Pietro and i investigated the possibility of a PyGRASS vector RPC interface in more detail off-list. We came to the conclusion that the design of PyGRASS does not allow the implementation of a RPC interface as suggested in this ticket. The main problem is that the most important PyGRASS vector geometry classes make use of C-library structures internally to massively speed up processing. The vector C-library structures (Map_info, line_pnts, line_cats, ...) are managed by the vector C-library using dynamic memory allocation. Such structures can not be automatically serialized (pickled) by Python. But instances of the geometry classes (Point, Line, Isle, Area, ...) must be exchanged by the RPC interface for reading and writing of vector maps. To allow the exchange of geometries all these classes must be rewritten and reduced in their functionality. All functions that may call G_fatal_error() must be removed from the geometry classes. An additional abstraction layer must be implemented to convert the line_pnts and line_cats data into picklable Python objects and vice verse.

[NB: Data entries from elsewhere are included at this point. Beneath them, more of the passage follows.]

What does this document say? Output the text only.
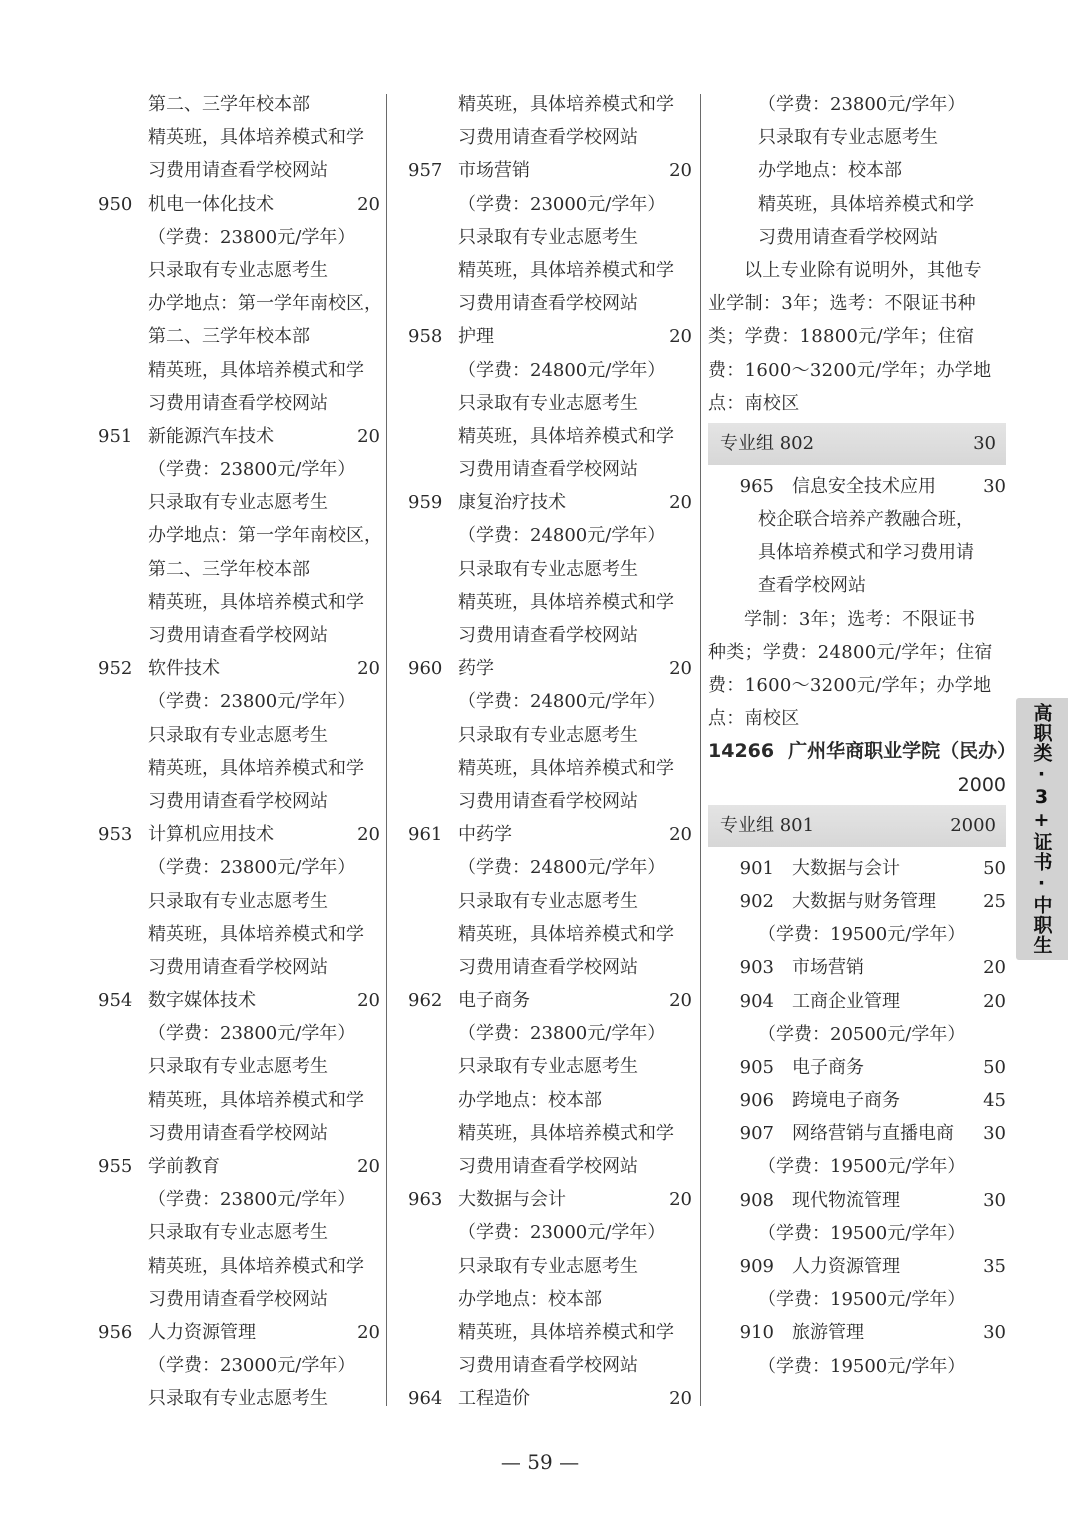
第二、三学年校本部
精英班，具体培养模式和学
习费用请查看学校网站
950 机电一体化技术	20
（学费：23800元/学年）
只录取有专业志愿考生
办学地点：第一学年南校区，
第二、三学年校本部
精英班，具体培养模式和学
习费用请查看学校网站
951 新能源汽车技术	20
（学费：23800元/学年）
只录取有专业志愿考生
办学地点：第一学年南校区，
第二、三学年校本部
精英班，具体培养模式和学
习费用请查看学校网站
952 软件技术	20
（学费：23800元/学年）
只录取有专业志愿考生
精英班，具体培养模式和学
习费用请查看学校网站
953 计算机应用技术	20
（学费：23800元/学年）
只录取有专业志愿考生
精英班，具体培养模式和学
习费用请查看学校网站
954 数字媒体技术	20
（学费：23800元/学年）
只录取有专业志愿考生
精英班，具体培养模式和学
习费用请查看学校网站
955 学前教育	20
（学费：23800元/学年）
只录取有专业志愿考生
精英班，具体培养模式和学
习费用请查看学校网站
956 人力资源管理	20
（学费：23000元/学年）
只录取有专业志愿考生
精英班，具体培养模式和学
习费用请查看学校网站
957 市场营销	20
（学费：23000元/学年）
只录取有专业志愿考生
精英班，具体培养模式和学
习费用请查看学校网站
958 护理	20
（学费：24800元/学年）
只录取有专业志愿考生
精英班，具体培养模式和学
习费用请查看学校网站
959 康复治疗技术	20
（学费：24800元/学年）
只录取有专业志愿考生
精英班，具体培养模式和学
习费用请查看学校网站
960 药学	20
（学费：24800元/学年）
只录取有专业志愿考生
精英班，具体培养模式和学
习费用请查看学校网站
961 中药学	20
（学费：24800元/学年）
只录取有专业志愿考生
精英班，具体培养模式和学
习费用请查看学校网站
962 电子商务	20
（学费：23800元/学年）
只录取有专业志愿考生
办学地点：校本部
精英班，具体培养模式和学
习费用请查看学校网站
963 大数据与会计	20
（学费：23000元/学年）
只录取有专业志愿考生
办学地点：校本部
精英班，具体培养模式和学
习费用请查看学校网站
964 工程造价	20
（学费：23800元/学年）
只录取有专业志愿考生
办学地点：校本部
精英班，具体培养模式和学
习费用请查看学校网站
以上专业除有说明外，其他专
业学制：3年；选考：不限证书种
类；学费：18800元/学年；住宿
费：1600～3200元/学年；办学地
点：南校区
专业组 802	30
965	信息安全技术应用	30
校企联合培养产教融合班，
具体培养模式和学习费用请
查看学校网站
学制：3年；选考：不限证书
种类；学费：24800元/学年；住宿
费：1600～3200元/学年；办学地
点：南校区
14266 广州华商职业学院（民办）
2000
专业组 801	2000
901	大数据与会计	50
902	大数据与财务管理	25
（学费：19500元/学年）
903	市场营销	20
904	工商企业管理	20
（学费：20500元/学年）
905	电子商务	50
906	跨境电子商务	45
907	网络营销与直播电商	30
（学费：19500元/学年）
908	现代物流管理	30
（学费：19500元/学年）
909	人力资源管理	35
（学费：19500元/学年）
910	旅游管理	30
（学费：19500元/学年）
— 59 —
高职类·3+证书·中职生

Making PyGRASS RPC conform will result in much slower vector processing and reduced functionality. The only benefit would be that persistent applications, like the GUI, can use PyGRASS via RPC.

However, Pietro and i came to the conclusion that the effort to modify PyGRASS to be RPC conform is to large and the benefits to low. We suggest a dedicated vector editing RPC interface that calls the vector C-library functions in the RPC subprocess directly, or that make use of PyGRASS in the RPC subprocess but converts the geometry objects into picklebale Python objects.

[wenzeslaus]

The simpler solution with specialized interfaces for each use case was implemented (e.g., for reporting messages to user in PyGRASS) and used in r58201, r58555, r58386, r58575, r58579 and others.

According to comment:17 closing as wontfix. Use specialized solutions as suggested in comment:17. Thanks Soeren and Pietro for the hard work and thinking.